Blue Christmas (in Ontario)

Topping Stephen Harper's polling wish list should be for his party to regain the lead in seat-rich Ontario. It was the province that gave the prime minister a majority government in 2011, and it is the only province that can give him another one in 2015. Moreover, for Harper, a majority government may be the only means of staying in office.

Stephen Harper reads Twas The Night Before Christmas

Prime Minister Stephen Harper was one of the many Conservative caucus members to join in a pre-holiday read-along of Clement Moore's classic poem, which was posted to YouTube. (YouTube video posted by Conservative MP Paul Calandra)

The Conservatives are still competitive in Ontario, having trimmed the margin that separated them from the Liberals earlier this year. But they have yet to consistently move ahead in the polls. The province is where every vote taken away from the Liberals gives the Conservatives the highest return in seats. A return to 40 per cent or higher would certainly bode well for the Conservative Party's re-election odds next year.

As a stocking-stuffer, Harper might also wish for some strong numbers in the Quebec City region. The New Democrats took the city in the last election, but have lost some of their support to the Liberals. If the Tories can bounce back in the provincial capital, they may be able to squeeze between the two and win some new seats.

Do they know it's Mulcair?

​What Tom Mulcair would be glad to see from the polls would be a drop in the number of Canadians outside Quebec who say they have no opinion of the NDP leader. In some polls, this still represents as much as one in three Canadians, compared to half that number for Justin Trudeau and a third of it for Harper. Mulcair needs his numbers to improve outside of Quebec if the NDP is to have any hope of being in the running to form the government in 2015. And considering that those who do have an opinion of Mulcair tend to have a positive one, particularly in important provinces for the NDP like British Columbia, he stands to gain by becoming better known.

A smaller present Mulcair might like to get from the pollsters would be stronger numbers in the Prairies. With the boundary changes in Saskatchewan, an opportunity for new seat gains there has opened up for the New Democrats. But the party is struggling in the region in the polls. An uptick here could pay some serious seat dividends.

N'oublie pas mon petit Trudeau

Trudeau might want to write his wish list in French. His party would benefit greatly from an improvement in their polling numbers among francophones in Quebec. While the Liberals lead provincewide, they trail the NDP among francophones and that could have real implications in the number of seats each party could win in Quebec. By making some inroads among francophones, Trudeau would close the seat gap in the province with the NDP, as well as decrease some of the imbalance that exists between the Conservatives' strength in the West and the Liberals' strength in the East.

In his stocking, though, he could use some more growth in Alberta and the Prairies as well, in order to capitalize on the party's good byelection results in the region and turn those close contests into seat wins in 2015.

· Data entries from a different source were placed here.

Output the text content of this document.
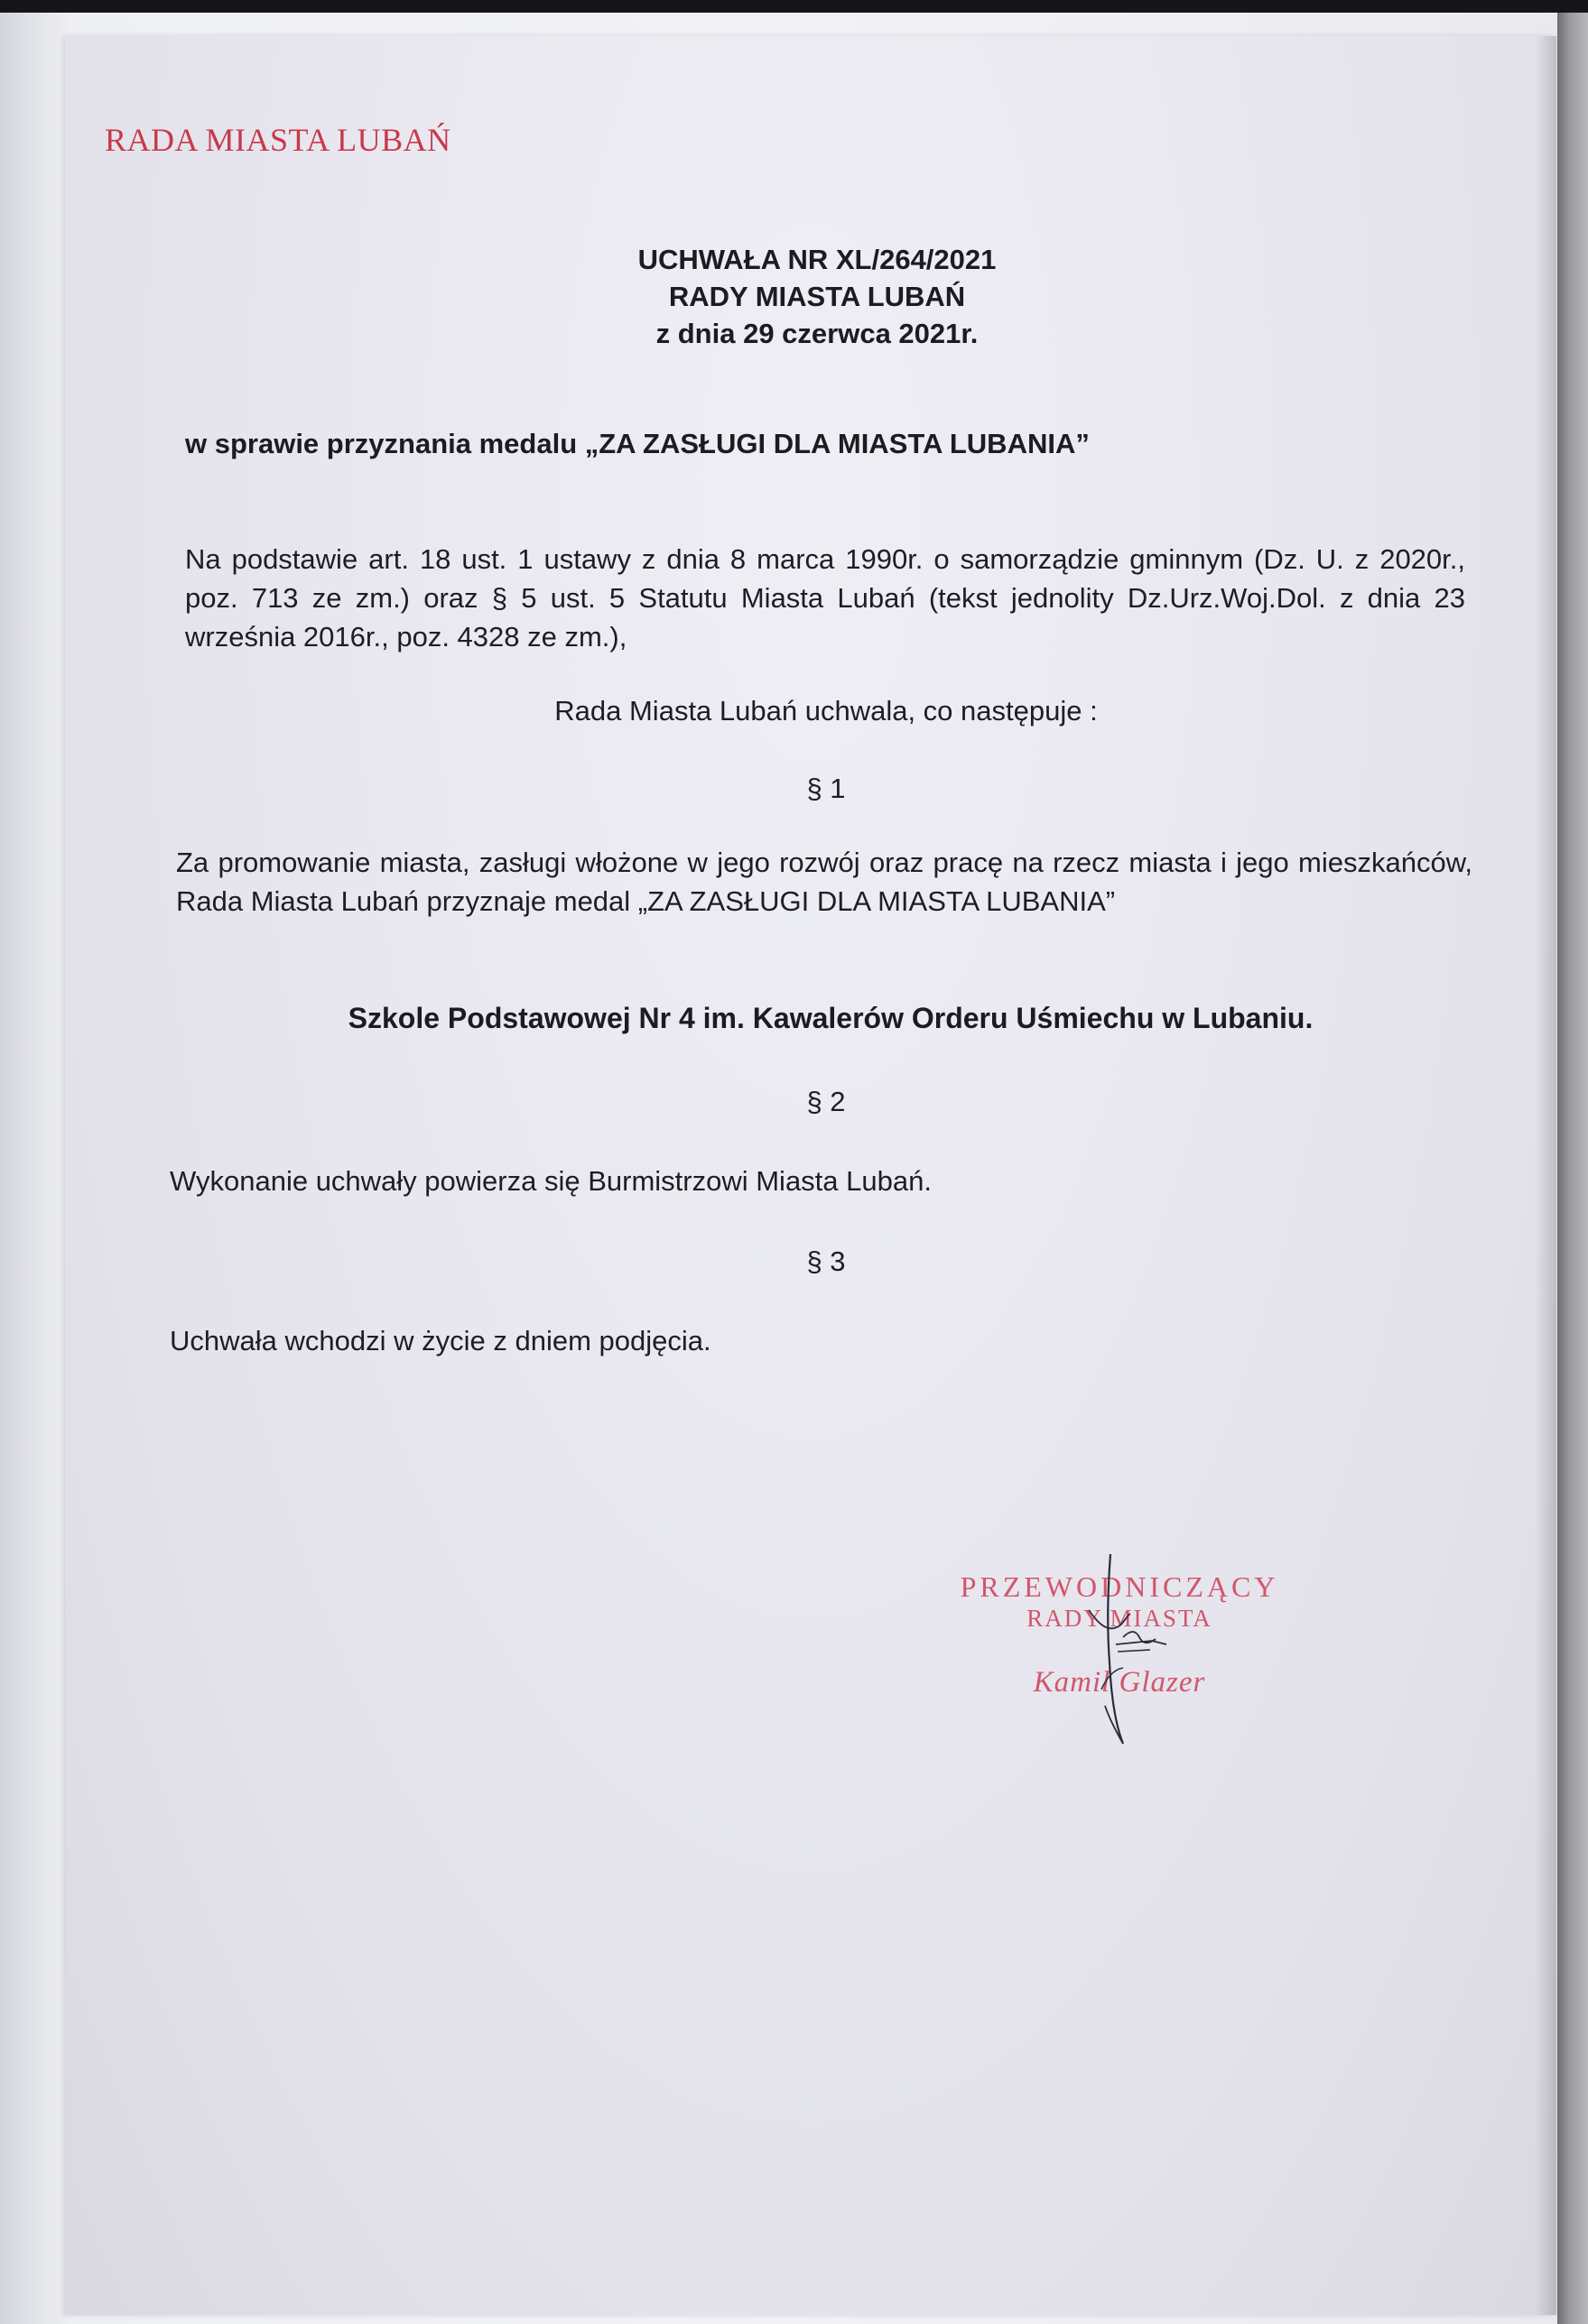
RADA MIASTA LUBAŃ

UCHWAŁA NR XL/264/2021

RADY MIASTA LUBAŃ

z dnia 29 czerwca 2021r.

w sprawie przyznania medalu „ZA ZASŁUGI DLA MIASTA LUBANIA”

Na podstawie art. 18 ust. 1 ustawy z dnia 8 marca 1990r. o samorządzie gminnym (Dz. U. z 2020r., poz. 713 ze zm.) oraz § 5 ust. 5 Statutu Miasta Lubań (tekst jednolity Dz.Urz.Woj.Dol. z dnia 23 września 2016r., poz. 4328 ze zm.),

Rada Miasta Lubań uchwala, co następuje :

§ 1

Za promowanie miasta, zasługi włożone w jego rozwój oraz pracę na rzecz miasta i jego mieszkańców, Rada Miasta Lubań przyznaje medal „ZA ZASŁUGI DLA MIASTA LUBANIA”

Szkole Podstawowej Nr 4 im. Kawalerów Orderu Uśmiechu w Lubaniu.

§ 2

Wykonanie uchwały powierza się Burmistrzowi Miasta Lubań.

§ 3

Uchwała wchodzi w życie z dniem podjęcia.

PRZEWODNICZĄCY

RADY MIASTA

Kamil Glazer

Green Christmas (for B.C.)

For Elizabeth May, she should wish for another breakthrough for her party in British Columbia. The Greens' polling numbers in the province are respectable, and make May's re-election a good bet. But she would like to be joined by a second elected Green MP, and it is B.C. that could deliver one. Moving from around eight to 11 per cent to closer to 15 per cent may go a long way towards securing that second B.C. seat.

Jingle Bell Bloc

It doesn't look like it will be a happy holiday season for the Bloc Québécois, which remains mired in the polls well below even its disastrous showing of 2011. Mario Beaulieu, who was named leader in the summer, needs his own personal numbers to improve. His approval ratings are dismal, with three times, even four times as many Quebecers saying their disapprove of Beaulieu than approve of him. At this stage, it doesn't look like the sovereignty issue will carry the Bloc to its old stature in the province. Having a likeable leader would help.